Вереница автомобильных фар вынырнула вдруг вдали, в черном чреве неосвещенных уральских улиц и стала приближаться к «Уралмашу». И Зарудный вмиг вспомнил строку из донесения своих «афганцев»; «В НАСТОЯЩЕЕ ВРЕМЯ АВТОКОЛОННА С ПРОДУКТАМИ ДВИЖЕТСЯ ОТ АРМЕЙСКИХ СКЛАДОВ К „УРАЛМАШУ“». Как он мог забыть об этом, елки-палки! Он быстро прошел к столу, на котором лежала коробка «Казбека», нервно закурил и почти бегом вышел из полутемного конференц-зала.

35

Екатеринбург.

17.25 по местному времени.

Длинный обкомовский лимузин «Чайка» катил по черным, без уличных огней улицам, враждебно притихшим в морозном январском вечере. За «Чайкой», ревя дизелями, двигалась колонна тяжелогрузных шестиосных рефрижераторов. Поеживаясь на заднем сиденьи лимузина не столько от мороза, сколько от страха, Серафим Круглый нервозно думал о предстоящей встрече с Зарудным и забастовщиками «Уралмаша». Какого хера он должен заискивать перед этим быдлом? Расстрелять их надо к чертям — прямо на заводе!

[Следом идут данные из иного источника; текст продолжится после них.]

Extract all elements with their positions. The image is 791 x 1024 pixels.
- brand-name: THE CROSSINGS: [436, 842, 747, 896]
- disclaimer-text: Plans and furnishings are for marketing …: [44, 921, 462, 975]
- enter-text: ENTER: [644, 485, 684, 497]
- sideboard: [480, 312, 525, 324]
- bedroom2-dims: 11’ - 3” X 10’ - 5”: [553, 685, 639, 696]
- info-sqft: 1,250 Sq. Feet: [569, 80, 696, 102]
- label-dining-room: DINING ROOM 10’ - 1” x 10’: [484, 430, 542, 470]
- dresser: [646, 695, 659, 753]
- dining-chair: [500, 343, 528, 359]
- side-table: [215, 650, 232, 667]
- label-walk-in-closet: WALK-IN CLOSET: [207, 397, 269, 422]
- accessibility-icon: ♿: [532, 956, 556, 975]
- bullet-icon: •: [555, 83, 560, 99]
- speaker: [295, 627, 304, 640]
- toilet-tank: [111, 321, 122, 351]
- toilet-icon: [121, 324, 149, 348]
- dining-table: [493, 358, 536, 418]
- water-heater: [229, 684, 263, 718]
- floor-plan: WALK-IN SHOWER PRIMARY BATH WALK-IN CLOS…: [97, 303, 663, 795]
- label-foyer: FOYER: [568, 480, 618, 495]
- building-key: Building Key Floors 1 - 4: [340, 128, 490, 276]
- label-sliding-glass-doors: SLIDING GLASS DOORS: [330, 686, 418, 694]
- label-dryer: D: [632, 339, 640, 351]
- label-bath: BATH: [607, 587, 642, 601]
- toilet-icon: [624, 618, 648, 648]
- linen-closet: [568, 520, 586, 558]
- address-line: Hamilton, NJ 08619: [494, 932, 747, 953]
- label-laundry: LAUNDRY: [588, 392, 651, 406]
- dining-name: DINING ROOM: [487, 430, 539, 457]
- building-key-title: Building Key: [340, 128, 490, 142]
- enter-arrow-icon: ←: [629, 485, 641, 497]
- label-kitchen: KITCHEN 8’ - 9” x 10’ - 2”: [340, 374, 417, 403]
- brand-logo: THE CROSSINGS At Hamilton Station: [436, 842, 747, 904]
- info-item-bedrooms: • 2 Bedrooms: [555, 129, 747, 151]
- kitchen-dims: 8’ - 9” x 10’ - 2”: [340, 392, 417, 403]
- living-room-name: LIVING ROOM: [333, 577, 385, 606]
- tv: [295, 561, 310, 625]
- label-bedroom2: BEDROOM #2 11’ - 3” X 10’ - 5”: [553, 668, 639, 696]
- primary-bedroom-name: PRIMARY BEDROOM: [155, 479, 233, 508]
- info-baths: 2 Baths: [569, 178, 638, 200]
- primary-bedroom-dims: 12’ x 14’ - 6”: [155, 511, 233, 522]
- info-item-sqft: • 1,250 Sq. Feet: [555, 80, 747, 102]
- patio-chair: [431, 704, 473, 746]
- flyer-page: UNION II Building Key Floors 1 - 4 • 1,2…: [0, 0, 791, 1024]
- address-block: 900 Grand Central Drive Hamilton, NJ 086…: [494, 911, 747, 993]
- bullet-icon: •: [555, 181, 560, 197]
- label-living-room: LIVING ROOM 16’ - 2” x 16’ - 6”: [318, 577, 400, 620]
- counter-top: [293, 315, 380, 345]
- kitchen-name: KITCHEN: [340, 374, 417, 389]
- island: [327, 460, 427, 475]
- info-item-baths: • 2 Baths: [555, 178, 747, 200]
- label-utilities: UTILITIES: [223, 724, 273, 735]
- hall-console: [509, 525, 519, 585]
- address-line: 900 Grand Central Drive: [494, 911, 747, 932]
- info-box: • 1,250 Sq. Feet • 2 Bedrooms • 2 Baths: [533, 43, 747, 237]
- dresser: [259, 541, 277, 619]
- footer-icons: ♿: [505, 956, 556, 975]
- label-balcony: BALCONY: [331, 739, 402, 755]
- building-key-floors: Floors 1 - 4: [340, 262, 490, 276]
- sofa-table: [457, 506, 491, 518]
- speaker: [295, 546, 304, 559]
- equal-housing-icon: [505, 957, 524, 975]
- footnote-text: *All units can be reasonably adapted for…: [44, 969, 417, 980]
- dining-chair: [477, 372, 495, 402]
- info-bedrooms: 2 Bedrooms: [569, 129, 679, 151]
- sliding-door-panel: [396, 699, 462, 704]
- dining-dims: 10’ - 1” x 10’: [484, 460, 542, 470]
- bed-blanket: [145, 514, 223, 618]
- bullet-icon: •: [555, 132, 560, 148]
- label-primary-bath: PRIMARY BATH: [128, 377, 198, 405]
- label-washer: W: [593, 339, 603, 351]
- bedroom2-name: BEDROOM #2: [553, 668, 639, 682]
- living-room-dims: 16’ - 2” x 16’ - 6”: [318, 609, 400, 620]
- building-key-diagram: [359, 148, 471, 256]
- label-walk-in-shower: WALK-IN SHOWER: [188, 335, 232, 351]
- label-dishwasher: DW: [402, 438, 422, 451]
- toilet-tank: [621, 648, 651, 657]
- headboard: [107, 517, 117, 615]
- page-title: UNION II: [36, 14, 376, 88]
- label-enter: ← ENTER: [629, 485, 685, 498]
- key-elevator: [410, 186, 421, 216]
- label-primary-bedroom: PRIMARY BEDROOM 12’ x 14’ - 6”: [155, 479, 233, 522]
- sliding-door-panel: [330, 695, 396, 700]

Но расстрелять забастовщиков мог только Зотов, а Зотов не хотел атаковать «Уралмаш», чтобы не повредить цеха по производству танков. Танки, похоже, очень скоро понадобятся Стрижу и Митрохину. Не зря этот Зотов хочет взять живьем главарей забастовки и предъявить их стране, как израильских и японских шпионов. Но как же ему, Круглому, явиться на «Уралмаш» после того, как его там освистали? «У вас нет выбора… Мы вас расстреляем!» — сволочь этот Зотов, сталинское отродье! А ведь и вправду расстреляет, если…

И вдруг, как осененный неожиданной идеей, Круглый резким движением вырвал трубку радиотелефона из клемм:

— 19-й райотдел милиции, капитана Беспалова! — и когда его соединили, сказал Беспалову: — Эти Стасов, Обухов и Колесова еще у тебя?

— Так точно, товарищ Круглый, — ответил Беспалов.

Не в начальственной манере Круглого было обсуждать свои планы с мелким милицейским чином. Он просто приказал:

— Посади их в «воронок». Сейчас я за ними заеду, — и бросил шоферу: — Налево, к Кирпичному проезду! В 19-ое отделение!